1 chocolate and peanut butter cupcake
1 small cup of coffee
Round Table Pizza
4 slices of sausage pizza
1 slice of pepperoni pizza
1 glass of Diet Pepsi (with 2 refills)
Round Table is one of the worst pizzas I’ve ever ate in my life. In fact, it’d rank #2 on my personal list of worst pizzas ever (Little Caesar’s would claim the top spot). I’ve never seen a pizza crust that so defined the word “cardboard.” And the top of the pizza looks like a flood zone, with pools of grease sitting on top. There is no excuse for eating this. Actually there is, it’s called peer pressure. What I go through to find acceptance from people. I regret this meal. My ass regrets it too. Don’t be like me and eat here. You’re better off without friends.
1 slice of mocha cake
2 glasses of water
I decided that some lucky people should get the chance to literally “eat with Joe” on Tuesday, so I ate a slice of cake while on chatroulette.
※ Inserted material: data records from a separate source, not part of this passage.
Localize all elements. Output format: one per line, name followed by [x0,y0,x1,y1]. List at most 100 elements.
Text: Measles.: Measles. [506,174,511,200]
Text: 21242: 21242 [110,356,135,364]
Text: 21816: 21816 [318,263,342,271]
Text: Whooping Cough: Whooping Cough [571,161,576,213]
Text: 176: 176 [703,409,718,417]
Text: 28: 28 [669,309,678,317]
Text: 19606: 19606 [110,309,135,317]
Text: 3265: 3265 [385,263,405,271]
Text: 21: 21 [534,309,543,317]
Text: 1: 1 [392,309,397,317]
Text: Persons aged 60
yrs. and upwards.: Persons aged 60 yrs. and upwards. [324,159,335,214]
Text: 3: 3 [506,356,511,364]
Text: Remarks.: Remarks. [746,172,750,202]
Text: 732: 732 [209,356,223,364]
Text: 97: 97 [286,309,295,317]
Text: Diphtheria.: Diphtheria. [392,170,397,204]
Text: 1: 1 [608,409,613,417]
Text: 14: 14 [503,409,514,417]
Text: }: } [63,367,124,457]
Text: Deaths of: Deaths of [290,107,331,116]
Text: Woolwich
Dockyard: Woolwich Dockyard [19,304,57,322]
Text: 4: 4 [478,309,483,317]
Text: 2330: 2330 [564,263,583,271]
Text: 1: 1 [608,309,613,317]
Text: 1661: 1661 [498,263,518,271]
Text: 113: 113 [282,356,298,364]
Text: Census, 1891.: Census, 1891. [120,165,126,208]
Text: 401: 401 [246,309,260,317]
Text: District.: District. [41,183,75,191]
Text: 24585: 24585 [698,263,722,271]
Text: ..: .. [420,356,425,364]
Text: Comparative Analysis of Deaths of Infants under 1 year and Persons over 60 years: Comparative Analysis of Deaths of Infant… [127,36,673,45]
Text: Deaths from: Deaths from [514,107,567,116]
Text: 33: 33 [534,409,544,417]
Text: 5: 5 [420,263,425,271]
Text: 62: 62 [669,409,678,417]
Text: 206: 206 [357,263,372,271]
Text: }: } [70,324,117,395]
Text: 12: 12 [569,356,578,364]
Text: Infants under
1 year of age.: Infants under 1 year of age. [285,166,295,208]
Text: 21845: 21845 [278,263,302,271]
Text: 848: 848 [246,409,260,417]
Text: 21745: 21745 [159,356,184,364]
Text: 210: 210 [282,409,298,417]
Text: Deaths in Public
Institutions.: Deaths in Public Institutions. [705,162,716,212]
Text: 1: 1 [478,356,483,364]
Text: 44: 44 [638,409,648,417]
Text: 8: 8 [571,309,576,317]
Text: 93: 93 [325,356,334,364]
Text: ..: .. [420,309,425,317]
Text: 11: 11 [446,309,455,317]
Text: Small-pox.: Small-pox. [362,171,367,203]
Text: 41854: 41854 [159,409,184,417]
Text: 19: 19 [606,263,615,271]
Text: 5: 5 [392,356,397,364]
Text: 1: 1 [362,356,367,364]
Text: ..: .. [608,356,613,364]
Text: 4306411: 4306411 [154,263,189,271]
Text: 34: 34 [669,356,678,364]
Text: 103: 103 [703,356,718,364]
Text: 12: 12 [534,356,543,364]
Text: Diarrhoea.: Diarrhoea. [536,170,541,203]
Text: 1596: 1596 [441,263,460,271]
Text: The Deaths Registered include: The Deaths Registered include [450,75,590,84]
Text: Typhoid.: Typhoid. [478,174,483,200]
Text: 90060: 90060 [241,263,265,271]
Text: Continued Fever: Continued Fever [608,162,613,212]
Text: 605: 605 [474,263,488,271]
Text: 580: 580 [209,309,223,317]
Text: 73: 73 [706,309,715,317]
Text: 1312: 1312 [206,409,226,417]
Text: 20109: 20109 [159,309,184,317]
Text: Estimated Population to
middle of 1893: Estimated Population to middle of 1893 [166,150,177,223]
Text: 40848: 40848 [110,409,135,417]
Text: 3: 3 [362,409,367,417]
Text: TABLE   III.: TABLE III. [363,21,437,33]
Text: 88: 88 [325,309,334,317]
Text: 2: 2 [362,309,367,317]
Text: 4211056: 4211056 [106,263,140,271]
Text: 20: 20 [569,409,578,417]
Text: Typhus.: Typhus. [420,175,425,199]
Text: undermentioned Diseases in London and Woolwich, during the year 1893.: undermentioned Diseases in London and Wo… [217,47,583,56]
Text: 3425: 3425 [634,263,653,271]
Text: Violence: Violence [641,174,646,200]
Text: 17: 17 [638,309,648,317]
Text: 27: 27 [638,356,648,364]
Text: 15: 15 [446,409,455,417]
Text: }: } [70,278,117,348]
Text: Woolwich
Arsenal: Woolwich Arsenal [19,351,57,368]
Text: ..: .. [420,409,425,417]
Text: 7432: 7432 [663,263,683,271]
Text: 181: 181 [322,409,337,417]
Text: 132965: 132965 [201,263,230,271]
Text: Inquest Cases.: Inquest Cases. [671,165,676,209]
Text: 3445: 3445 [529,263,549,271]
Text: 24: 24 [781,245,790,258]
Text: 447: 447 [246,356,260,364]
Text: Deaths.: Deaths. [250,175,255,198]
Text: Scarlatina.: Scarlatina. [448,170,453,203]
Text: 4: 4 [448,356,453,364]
Over 30 minutes, I saw 12 teenage boys, one group of yuppies snickering throuh clenched teeth, one teenage girl, one lonely housewife, a pair of boobs (!!) one ad for an adultery dating site, another ad for some Fox News business show and one dumbfuck’s racist comment about my “small Chinese dick.” I managed to get into one actual conversation with a shy 22-year-old kid from Canada who did not contribute a single interesting thing to our short conversation. He only responded to anything I said with “ha.” Needless to say, this is the last time anyone on chatroulette will get a chance to “eat with Joe.” They can all eat my cock instead. That however, does not mean that I will be posting said cock on chatroulette, no matter how much I want to disprove that racist a-hole.